Private schools in Britain are usually high-priced and abundantly resourced. As a result, it is natural to assume that the students lucky enough to get admitted to these schools receive a superior-quality education and attention. Regrettably, this is not the case this time.
Talk to any youngster, and you are likely to hear constant whine about stress to perform academically, come up to parent’s expectations, or be popular among peers.
The investigation findings
A probe into the prevalent social issues among Britain’s youngsters, conducted by Britain’s popular magazine, Tatler, reveals that Britain’s top schools are battling against an omnipresent threat of students indulging in class A drugs.

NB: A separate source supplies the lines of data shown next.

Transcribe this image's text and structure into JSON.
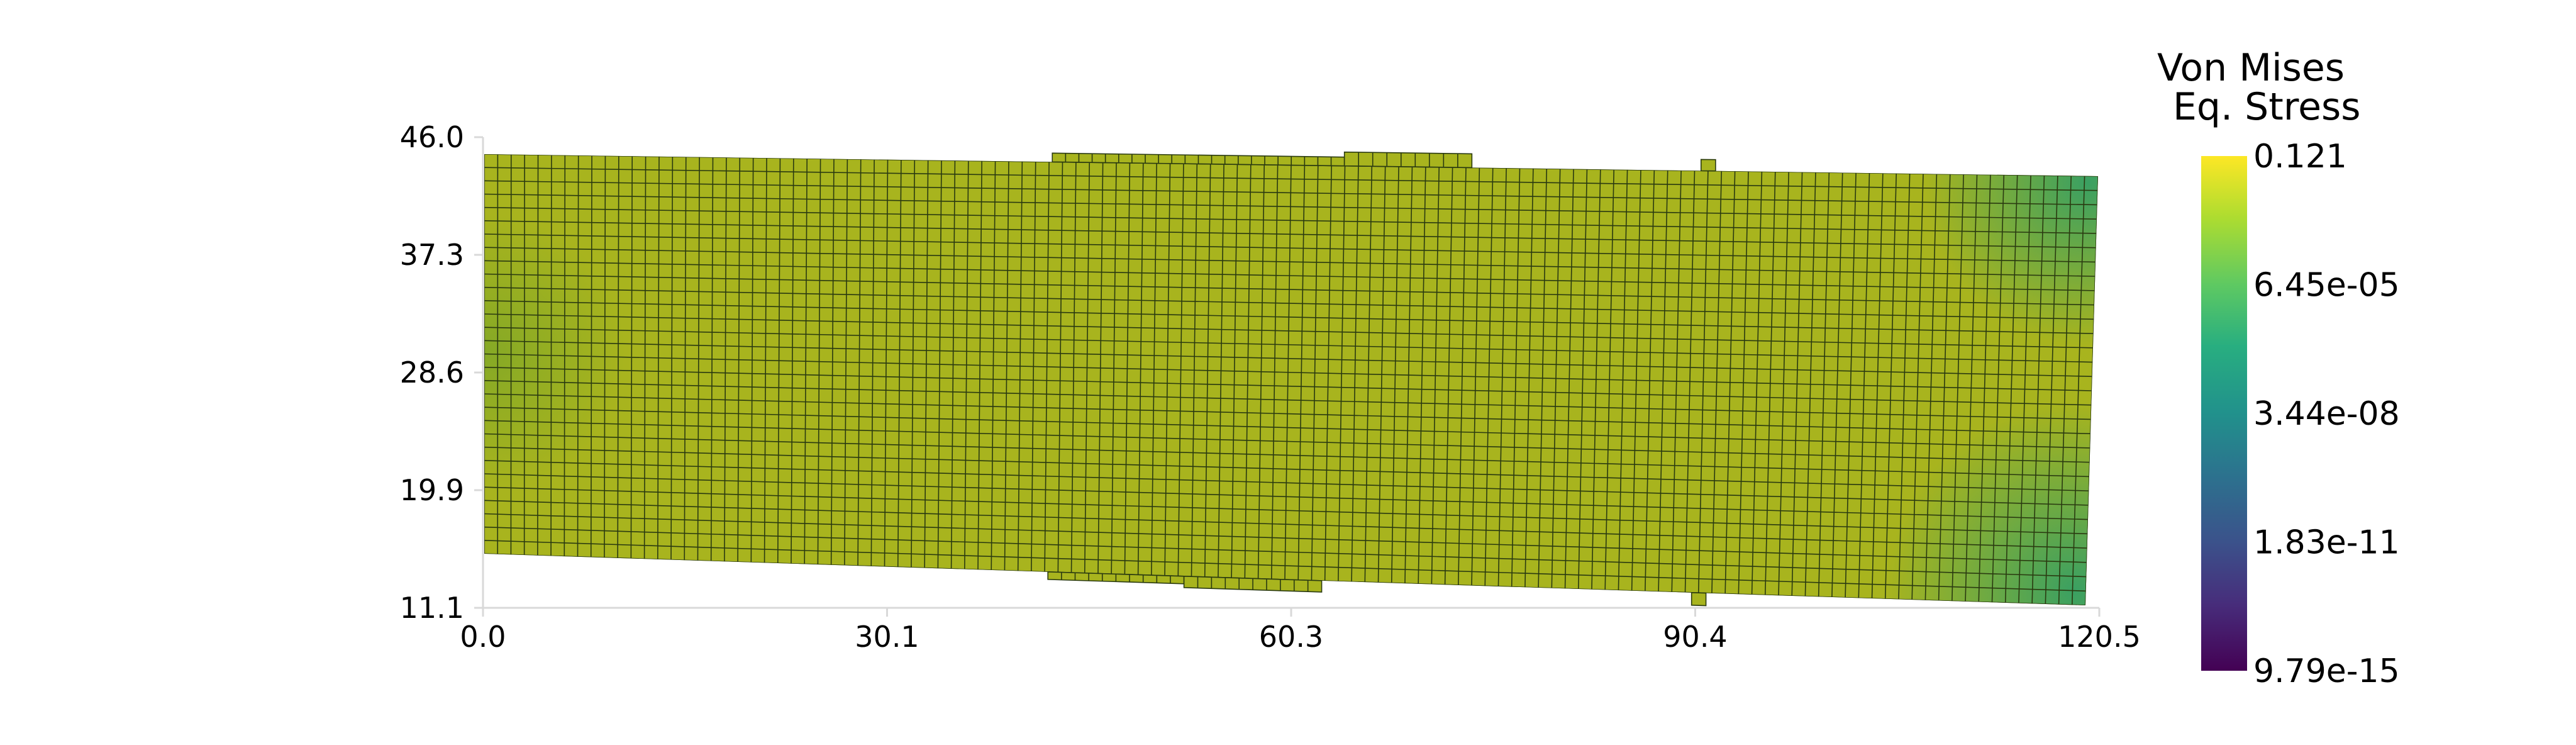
{
  "plot": {
    "x_ticks": [
      "0.0",
      "30.1",
      "60.3",
      "90.4",
      "120.5"
    ],
    "y_ticks": [
      "46.0",
      "37.3",
      "28.6",
      "19.9",
      "11.1"
    ],
    "x_range": [
      0.0,
      120.5
    ],
    "y_range": [
      11.1,
      46.0
    ]
  },
  "colorbar": {
    "title_line1": "Von Mises",
    "title_line2": "Eq. Stress",
    "labels": [
      "0.121",
      "6.45e-05",
      "3.44e-08",
      "1.83e-11",
      "9.79e-15"
    ],
    "colormap": "viridis",
    "scale": "log"
  },
  "mesh": {
    "element_count_x": 120,
    "element_count_y": 30,
    "fill_color": "#a8b41e",
    "edge_color": "#2a3a10"
  }
}
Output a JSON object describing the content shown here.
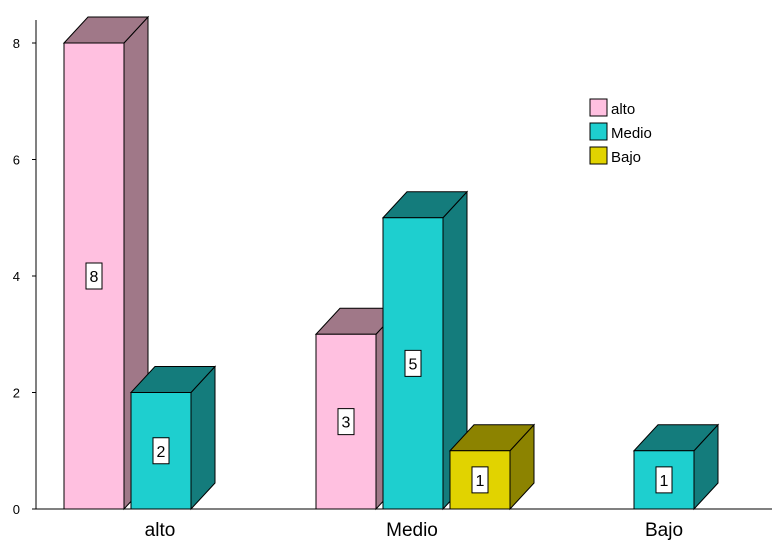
{
  "chart_data": {
    "type": "bar",
    "style": "3d-clustered",
    "categories": [
      "alto",
      "Medio",
      "Bajo"
    ],
    "series": [
      {
        "name": "alto",
        "values": [
          8,
          3,
          null
        ],
        "color": "#FFC0E0",
        "side_color": "#A07888"
      },
      {
        "name": "Medio",
        "values": [
          2,
          5,
          1
        ],
        "color": "#1ECFCF",
        "side_color": "#147C7C"
      },
      {
        "name": "Bajo",
        "values": [
          null,
          1,
          null
        ],
        "color": "#E1D300",
        "side_color": "#8C8300"
      }
    ],
    "yticks": [
      "0",
      "2",
      "4",
      "6",
      "8"
    ],
    "ylim": [
      0,
      8
    ],
    "legend": {
      "position": "top-right"
    },
    "grid": false
  }
}
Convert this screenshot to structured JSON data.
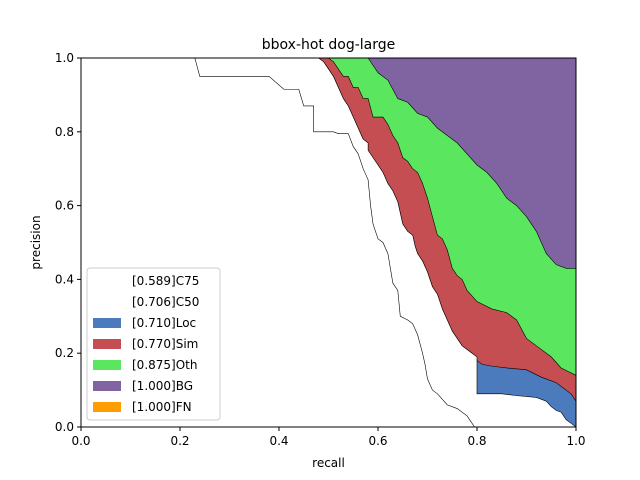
{
  "chart_data": {
    "type": "area",
    "title": "bbox-hot dog-large",
    "xlabel": "recall",
    "ylabel": "precision",
    "xlim": [
      0,
      1
    ],
    "ylim": [
      0,
      1
    ],
    "xticks": [
      "0.0",
      "0.2",
      "0.4",
      "0.6",
      "0.8",
      "1.0"
    ],
    "yticks": [
      "0.0",
      "0.2",
      "0.4",
      "0.6",
      "0.8",
      "1.0"
    ],
    "legend_position": "lower-left",
    "series": [
      {
        "name": "[0.589]C75",
        "color": "#ffffff",
        "points": [
          [
            0,
            1
          ],
          [
            0.23,
            1
          ],
          [
            0.24,
            0.95
          ],
          [
            0.38,
            0.95
          ],
          [
            0.41,
            0.915
          ],
          [
            0.44,
            0.915
          ],
          [
            0.45,
            0.87
          ],
          [
            0.47,
            0.87
          ],
          [
            0.47,
            0.8
          ],
          [
            0.51,
            0.8
          ],
          [
            0.52,
            0.795
          ],
          [
            0.54,
            0.795
          ],
          [
            0.55,
            0.76
          ],
          [
            0.56,
            0.74
          ],
          [
            0.57,
            0.7
          ],
          [
            0.58,
            0.67
          ],
          [
            0.585,
            0.6
          ],
          [
            0.59,
            0.55
          ],
          [
            0.6,
            0.51
          ],
          [
            0.61,
            0.5
          ],
          [
            0.62,
            0.47
          ],
          [
            0.625,
            0.43
          ],
          [
            0.63,
            0.39
          ],
          [
            0.64,
            0.37
          ],
          [
            0.645,
            0.3
          ],
          [
            0.66,
            0.29
          ],
          [
            0.67,
            0.28
          ],
          [
            0.68,
            0.25
          ],
          [
            0.69,
            0.2
          ],
          [
            0.695,
            0.17
          ],
          [
            0.7,
            0.13
          ],
          [
            0.71,
            0.1
          ],
          [
            0.72,
            0.09
          ],
          [
            0.73,
            0.075
          ],
          [
            0.74,
            0.06
          ],
          [
            0.76,
            0.05
          ],
          [
            0.78,
            0.03
          ],
          [
            0.79,
            0.01
          ],
          [
            0.795,
            0
          ],
          [
            1,
            0
          ]
        ]
      },
      {
        "name": "[0.706]C50",
        "color": "#ffffff",
        "points": [
          [
            0,
            1
          ],
          [
            0.48,
            1
          ],
          [
            0.49,
            0.99
          ],
          [
            0.5,
            0.97
          ],
          [
            0.51,
            0.95
          ],
          [
            0.52,
            0.92
          ],
          [
            0.53,
            0.89
          ],
          [
            0.54,
            0.87
          ],
          [
            0.55,
            0.84
          ],
          [
            0.56,
            0.81
          ],
          [
            0.57,
            0.78
          ],
          [
            0.58,
            0.77
          ],
          [
            0.58,
            0.75
          ],
          [
            0.59,
            0.73
          ],
          [
            0.6,
            0.71
          ],
          [
            0.61,
            0.69
          ],
          [
            0.62,
            0.66
          ],
          [
            0.63,
            0.64
          ],
          [
            0.64,
            0.61
          ],
          [
            0.645,
            0.58
          ],
          [
            0.65,
            0.55
          ],
          [
            0.66,
            0.53
          ],
          [
            0.67,
            0.52
          ],
          [
            0.675,
            0.49
          ],
          [
            0.68,
            0.47
          ],
          [
            0.69,
            0.45
          ],
          [
            0.7,
            0.42
          ],
          [
            0.705,
            0.4
          ],
          [
            0.71,
            0.38
          ],
          [
            0.72,
            0.36
          ],
          [
            0.73,
            0.32
          ],
          [
            0.74,
            0.29
          ],
          [
            0.75,
            0.26
          ],
          [
            0.76,
            0.24
          ],
          [
            0.77,
            0.22
          ],
          [
            0.78,
            0.21
          ],
          [
            0.79,
            0.2
          ],
          [
            0.8,
            0.19
          ],
          [
            0.8,
            0.09
          ],
          [
            0.82,
            0.09
          ],
          [
            0.85,
            0.09
          ],
          [
            0.88,
            0.085
          ],
          [
            0.92,
            0.08
          ],
          [
            0.94,
            0.07
          ],
          [
            0.95,
            0.055
          ],
          [
            0.96,
            0.045
          ],
          [
            0.97,
            0.04
          ],
          [
            0.98,
            0.02
          ],
          [
            0.99,
            0.01
          ],
          [
            1,
            0
          ]
        ]
      },
      {
        "name": "[0.710]Loc",
        "color": "#4c7bbd",
        "points": [
          [
            0,
            1
          ],
          [
            0.48,
            1
          ],
          [
            0.49,
            0.99
          ],
          [
            0.5,
            0.97
          ],
          [
            0.51,
            0.95
          ],
          [
            0.52,
            0.92
          ],
          [
            0.53,
            0.89
          ],
          [
            0.54,
            0.87
          ],
          [
            0.55,
            0.84
          ],
          [
            0.56,
            0.81
          ],
          [
            0.57,
            0.78
          ],
          [
            0.58,
            0.77
          ],
          [
            0.58,
            0.75
          ],
          [
            0.59,
            0.73
          ],
          [
            0.6,
            0.71
          ],
          [
            0.61,
            0.69
          ],
          [
            0.62,
            0.66
          ],
          [
            0.63,
            0.64
          ],
          [
            0.64,
            0.61
          ],
          [
            0.645,
            0.58
          ],
          [
            0.65,
            0.55
          ],
          [
            0.66,
            0.53
          ],
          [
            0.67,
            0.52
          ],
          [
            0.675,
            0.49
          ],
          [
            0.68,
            0.47
          ],
          [
            0.69,
            0.45
          ],
          [
            0.7,
            0.42
          ],
          [
            0.705,
            0.4
          ],
          [
            0.71,
            0.38
          ],
          [
            0.72,
            0.36
          ],
          [
            0.73,
            0.32
          ],
          [
            0.74,
            0.29
          ],
          [
            0.75,
            0.26
          ],
          [
            0.76,
            0.24
          ],
          [
            0.77,
            0.22
          ],
          [
            0.78,
            0.21
          ],
          [
            0.79,
            0.2
          ],
          [
            0.8,
            0.18
          ],
          [
            0.81,
            0.17
          ],
          [
            0.83,
            0.165
          ],
          [
            0.86,
            0.16
          ],
          [
            0.9,
            0.155
          ],
          [
            0.93,
            0.135
          ],
          [
            0.96,
            0.12
          ],
          [
            0.99,
            0.09
          ],
          [
            1,
            0.07
          ],
          [
            1,
            0
          ]
        ]
      },
      {
        "name": "[0.770]Sim",
        "color": "#c44e52",
        "points": [
          [
            0,
            1
          ],
          [
            0.48,
            1
          ],
          [
            0.49,
            1
          ],
          [
            0.5,
            1
          ],
          [
            0.51,
            0.99
          ],
          [
            0.52,
            0.97
          ],
          [
            0.53,
            0.95
          ],
          [
            0.54,
            0.95
          ],
          [
            0.55,
            0.92
          ],
          [
            0.56,
            0.92
          ],
          [
            0.57,
            0.89
          ],
          [
            0.58,
            0.89
          ],
          [
            0.59,
            0.84
          ],
          [
            0.6,
            0.84
          ],
          [
            0.61,
            0.84
          ],
          [
            0.62,
            0.82
          ],
          [
            0.63,
            0.79
          ],
          [
            0.64,
            0.77
          ],
          [
            0.65,
            0.73
          ],
          [
            0.66,
            0.72
          ],
          [
            0.67,
            0.7
          ],
          [
            0.68,
            0.69
          ],
          [
            0.69,
            0.66
          ],
          [
            0.7,
            0.62
          ],
          [
            0.71,
            0.57
          ],
          [
            0.72,
            0.52
          ],
          [
            0.73,
            0.51
          ],
          [
            0.74,
            0.48
          ],
          [
            0.75,
            0.43
          ],
          [
            0.76,
            0.41
          ],
          [
            0.77,
            0.4
          ],
          [
            0.78,
            0.37
          ],
          [
            0.8,
            0.34
          ],
          [
            0.83,
            0.32
          ],
          [
            0.86,
            0.31
          ],
          [
            0.88,
            0.29
          ],
          [
            0.9,
            0.24
          ],
          [
            0.92,
            0.22
          ],
          [
            0.95,
            0.19
          ],
          [
            0.97,
            0.16
          ],
          [
            1,
            0.14
          ],
          [
            1,
            0
          ]
        ]
      },
      {
        "name": "[0.875]Oth",
        "color": "#5ae65e",
        "points": [
          [
            0,
            1
          ],
          [
            0.48,
            1
          ],
          [
            0.55,
            1
          ],
          [
            0.58,
            1
          ],
          [
            0.6,
            0.96
          ],
          [
            0.62,
            0.94
          ],
          [
            0.64,
            0.89
          ],
          [
            0.66,
            0.88
          ],
          [
            0.68,
            0.85
          ],
          [
            0.7,
            0.84
          ],
          [
            0.72,
            0.81
          ],
          [
            0.74,
            0.79
          ],
          [
            0.76,
            0.77
          ],
          [
            0.78,
            0.74
          ],
          [
            0.8,
            0.71
          ],
          [
            0.82,
            0.69
          ],
          [
            0.84,
            0.66
          ],
          [
            0.86,
            0.62
          ],
          [
            0.88,
            0.6
          ],
          [
            0.9,
            0.57
          ],
          [
            0.92,
            0.53
          ],
          [
            0.94,
            0.47
          ],
          [
            0.96,
            0.44
          ],
          [
            0.98,
            0.43
          ],
          [
            1,
            0.43
          ],
          [
            1,
            0
          ]
        ]
      },
      {
        "name": "[1.000]BG",
        "color": "#8064a2",
        "points": [
          [
            0,
            1
          ],
          [
            1,
            1
          ],
          [
            1,
            0
          ]
        ]
      },
      {
        "name": "[1.000]FN",
        "color": "#ff9d00",
        "points": []
      }
    ]
  }
}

Upon conducting a set of interviews with youngsters, another horrifying detail was unearthed – teenagers consuming drugs had peers support from those actively involved in the drug trade.
The ones commonly consumed are cocaine, ketamine, MDMA, and cannabis. Among others, nervous system stimulants like Ritalin and Adderall are widely used.
In one of the distressing interviews, a seventeen-year-old teenager confesses that drugs have become an essential part of today’s party culture.
Drug-consuming students are everywhere; on the streets, outside schools, and at times, even at the dormitories. According to him, it is not only impossible to withstand the drug addiction, but some are also coerced into using them.
A nineteen-year-old former student from a renowned London’s girls’ school admits that one of her friends would take the MDMA just before class periods to make them “more interesting.”
While some school kids let out the constant presence of drugs around them, others claimed that in some schools, it is considered abnormal if one has not “experienced” drugs yet.
Parents bear the brunt
What is more unnerving is the fact that these drugs are costly, and one of the reasons students from privileged class families are giving into drugs is because they have the resources and wealth.
The magazine further discloses that the number of admissions into rehab and boot camps have been escalating in recent years. The gravity of the situation is evident from the fact that some parents even prefer to pay an exorbitant fee for the best rehab program, sometimes conducted internationally in places like the Netherlands or the US, rather than relying on government-affiliated institutes.
With alarming episodes of mental disorders such as hallucinations and delusions witnessed in schools, some parents were forced to shell out an enormous rehabilitation fee of seventy thousand pounds (£70,000).
The ubiquitous influence of drugs can be felt through its widespread distribution network using the dark web or social networking sites. The ones pressed for cash, choose to sell their clothes or valuable personal belongings on an online shopping app.
Indeed, the research findings do shed light on the social predicaments of youngsters from the 21st century; however, it is equally upon the parents and the society to prevent the youth from scenarios that potentially lead them to substance use.